The ABSD has dissuaded foreign buyers, but it’s channelled demand into the rental market. Foreigners are now pushing rental income to new heights, and that’s led to property speculation (shoebox flats anyone?) Likewise, the cash over valuation (COV) of resale flats is now less realistic than Transformers 2.
And have you seen Sky Habitat? The property developers forgot to include a disclaimer. Something like:
“Please note that your purchase signifies market collapse, uncontrolled inflation, impaired judgement, or all of the above”.
There has also been news of HDB flats reaching the $900,000 mark, and even heartland homes aren’t the low-cost bulwarks they used to be. Until some control is placed on COV, and further cooling measures kick in, housing’s going to keep raising our cost of living.
3. Higher Transport Costs
Government policies have made cars unaffordable, while raising public transport costs. It’s like the person-in-charge Googled: “Inflation and How to Cause It”, and started taking notes.

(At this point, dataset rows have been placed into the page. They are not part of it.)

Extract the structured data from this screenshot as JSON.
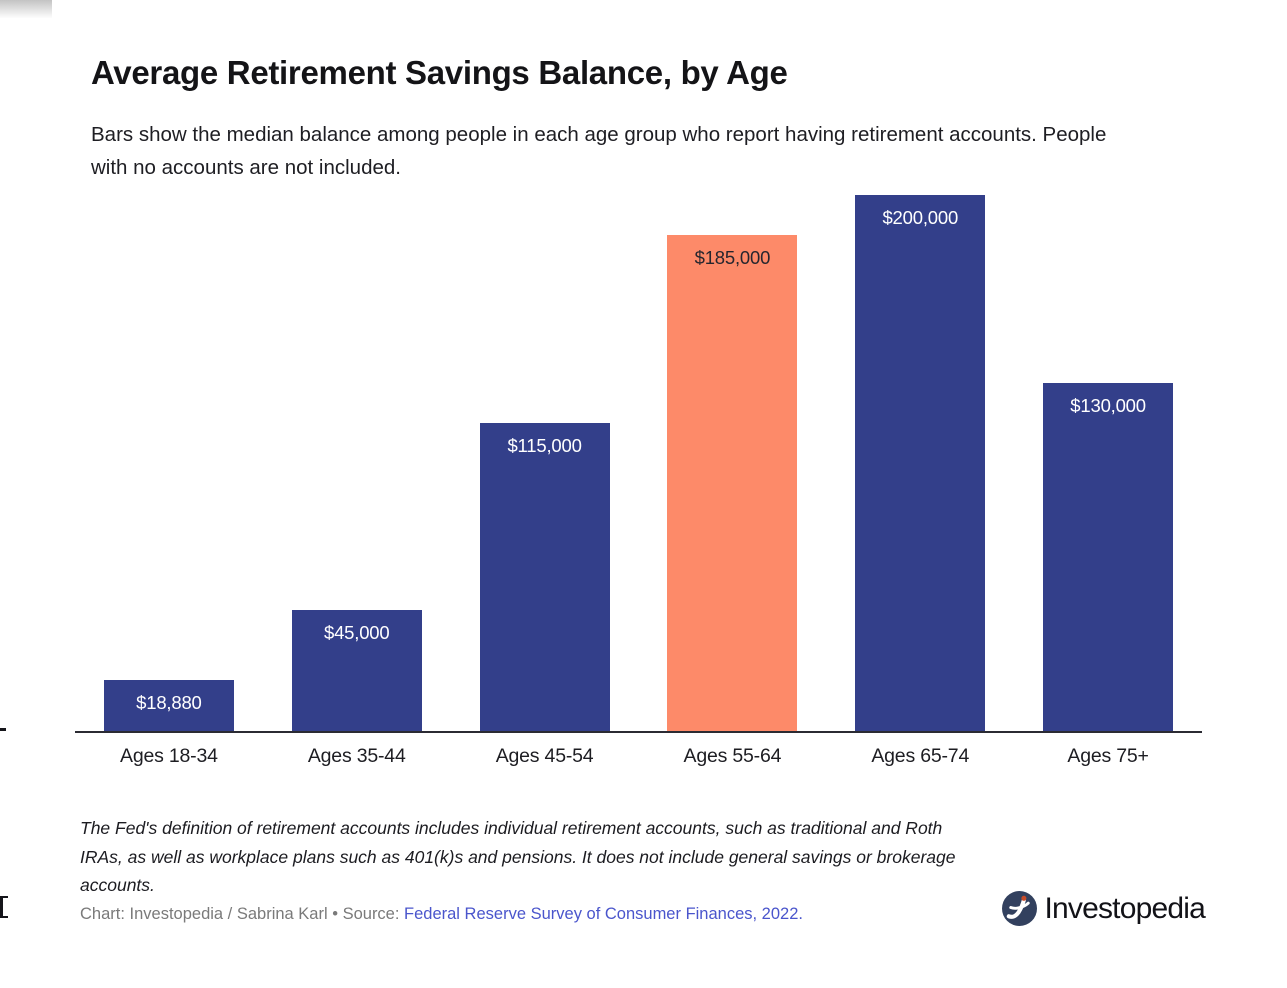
{
  "header": {
    "title": "Average Retirement Savings Balance, by Age",
    "subtitle": "Bars show the median balance among people in each age group who report having retirement accounts. People with no accounts are not included."
  },
  "chart_data": {
    "type": "bar",
    "title": "Average Retirement Savings Balance, by Age",
    "xlabel": "",
    "ylabel": "",
    "categories": [
      "Ages 18-34",
      "Ages 35-44",
      "Ages 45-54",
      "Ages 55-64",
      "Ages 65-74",
      "Ages 75+"
    ],
    "values": [
      18880,
      45000,
      115000,
      185000,
      200000,
      130000
    ],
    "value_labels": [
      "$18,880",
      "$45,000",
      "$115,000",
      "$185,000",
      "$200,000",
      "$130,000"
    ],
    "highlight_index": 3,
    "ylim": [
      0,
      200000
    ],
    "grid": false,
    "legend": "none",
    "colors": {
      "bar": "#333f8a",
      "highlight_bar": "#fd8a69",
      "label_on_bar": "#ffffff",
      "label_on_highlight": "#26262e",
      "axis_line": "#2b2b33"
    }
  },
  "footnote": "The Fed's definition of retirement accounts includes individual retirement accounts, such as traditional and Roth IRAs, as well as workplace plans such as 401(k)s and pensions. It does not include general savings or brokerage accounts.",
  "credit": {
    "prefix": "Chart: Investopedia / Sabrina Karl • Source: ",
    "link_text": "Federal Reserve Survey of Consumer Finances, 2022.",
    "link_color": "#4a55cc"
  },
  "logo": {
    "text": "Investopedia",
    "icon_circle_color": "#32405e",
    "icon_dot_color": "#c84b28"
  }
}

SBS is already intending to pay bus drivers 16% more, which should raise transport fares. Part of the reason is to, you know, cope with inflation. Then there was Comfort and
it’s minions other cab companies; they raised fares as well. To cope with inflation.

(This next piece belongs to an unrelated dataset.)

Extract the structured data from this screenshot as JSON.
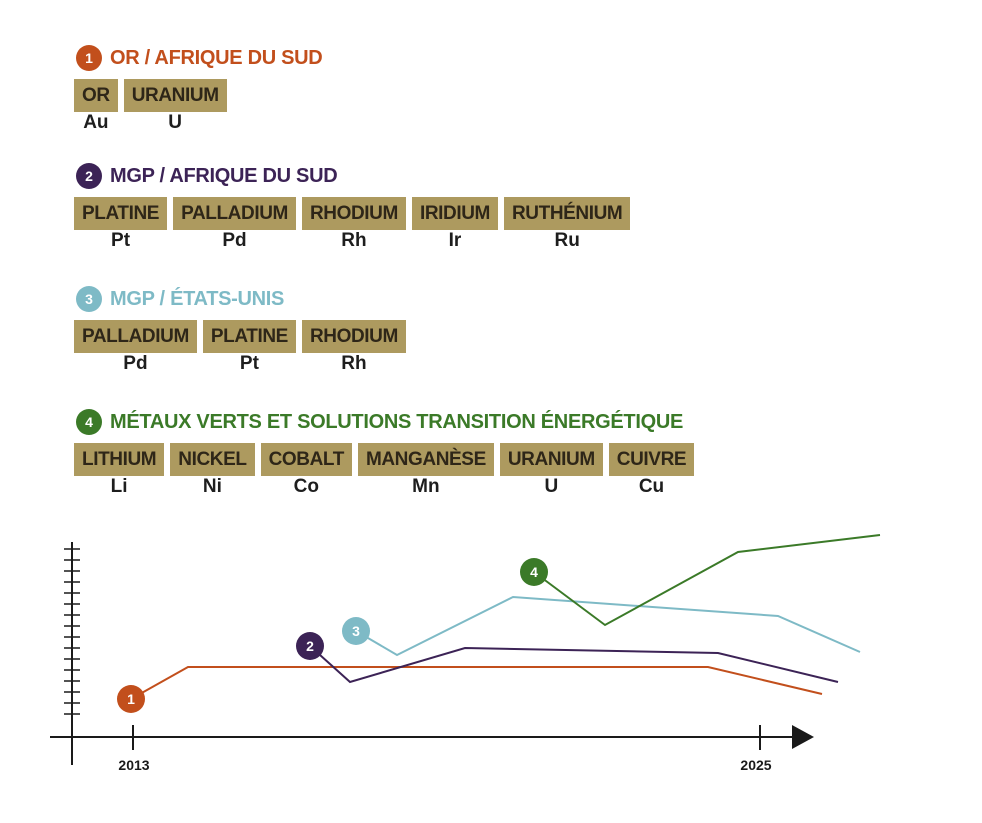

Now, take a step back and reread those reasons. Do you see a problem here?
Transport companies are coping with inflation by…contributing to said inflation. That’s like trying to solve groin pain by having doctors take turns kicking you in the nuts.

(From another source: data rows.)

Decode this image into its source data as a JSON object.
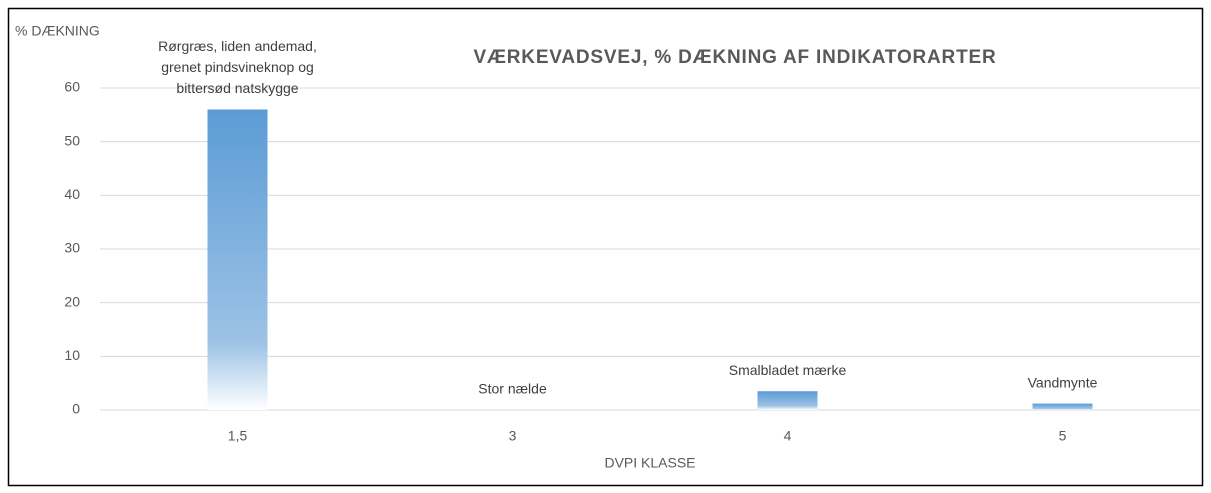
{
  "chart_data": {
    "type": "bar",
    "title": "VÆRKEVADSVEJ, % DÆKNING AF INDIKATORARTER",
    "y_label": "% DÆKNING",
    "x_label": "DVPI KLASSE",
    "categories": [
      "1,5",
      "3",
      "4",
      "5"
    ],
    "values": [
      56,
      0,
      3.5,
      1.2
    ],
    "bar_labels": [
      [
        "Rørgræs, liden andemad,",
        "grenet pindsvineknop og",
        "bittersød natskygge"
      ],
      [
        "Stor nælde"
      ],
      [
        "Smalbladet mærke"
      ],
      [
        "Vandmynte"
      ]
    ],
    "color": "#5b9bd5",
    "ylim": [
      0,
      60
    ],
    "yticks": [
      0,
      10,
      20,
      30,
      40,
      50,
      60
    ],
    "grid": true
  }
}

But hey, at least higher transport costs have had benefits. Like making the MRT more reliable, or making bus captains more polite. And I’m totally not being sarcastic there.
4. Rising Food Prices
Singapore imports a lot of food. Look at our land space; if we planted one shoot of kang kong it would die of claustrophobia. But in particular, the global recession and rising cost of fuel (which affects the import cost of foodstuffs) take a lot of blame.
Where local policies contribute is property. As rent rises, so too do food prices. Supermarkets need to charge more to maintain inventory, and hawkers need to pay their stall rent. The practice of subletting hawker stalls is especially problematic: That’s when a stall holder pays maybe $700 a month for the stall, but charges someone $2000 a month to operate it. Wave at Holland Village, people.
As it is, restaurants need as much reason to raise prices as North Korea needs to launch a missile. But the rental market is heating up, and landlords are basically sharks with legs. As surrounding rents go up, they’ll try to match it, which prompts F&B tenants to skyrocket prices.
5. Absurd Optimism
Inflation seems to be getting worse because of our laid back attitude. We’re taking little action because we can’t seem to acknowledge how bad it is. Here’s a quote from Channel NewsAsia:
“However, analysts said Singapore’s inflation rate is not a cause for alarm as the government had already warned that price gains would be steeper in the first half of this year.”
By contrast, that’s like saying you don’t have to be alarmed that your car is going off a bridge, so long as the screaming passengers in the back “already warned” you. Early warning doesn’t mean we shouldn’t freak out.
The Monetary Authority of Singapore (MAS) will probably allow the Singapore dollar to appreciate, as a way to combat inflation. This is effective as a stopgap measure, but it doesn’t address deeper flaws in the system.
Another problem is MAS’ method of measuring core inflation: It excludes housing and private transport. Since these are are a major cause of inflation, the method results in optimistic numbers and homeless Singaporeans. It’s like getting lung cancer, but having the doctor congratulate you because hey, apart from your lungs, you’re fine.
MAS is expected to take corrective action in October. But the immediate solution seems to be crossing our fingers really hard. Let’s all sit back and think happy thoughts, and pretend inaction isn’t part of the problem.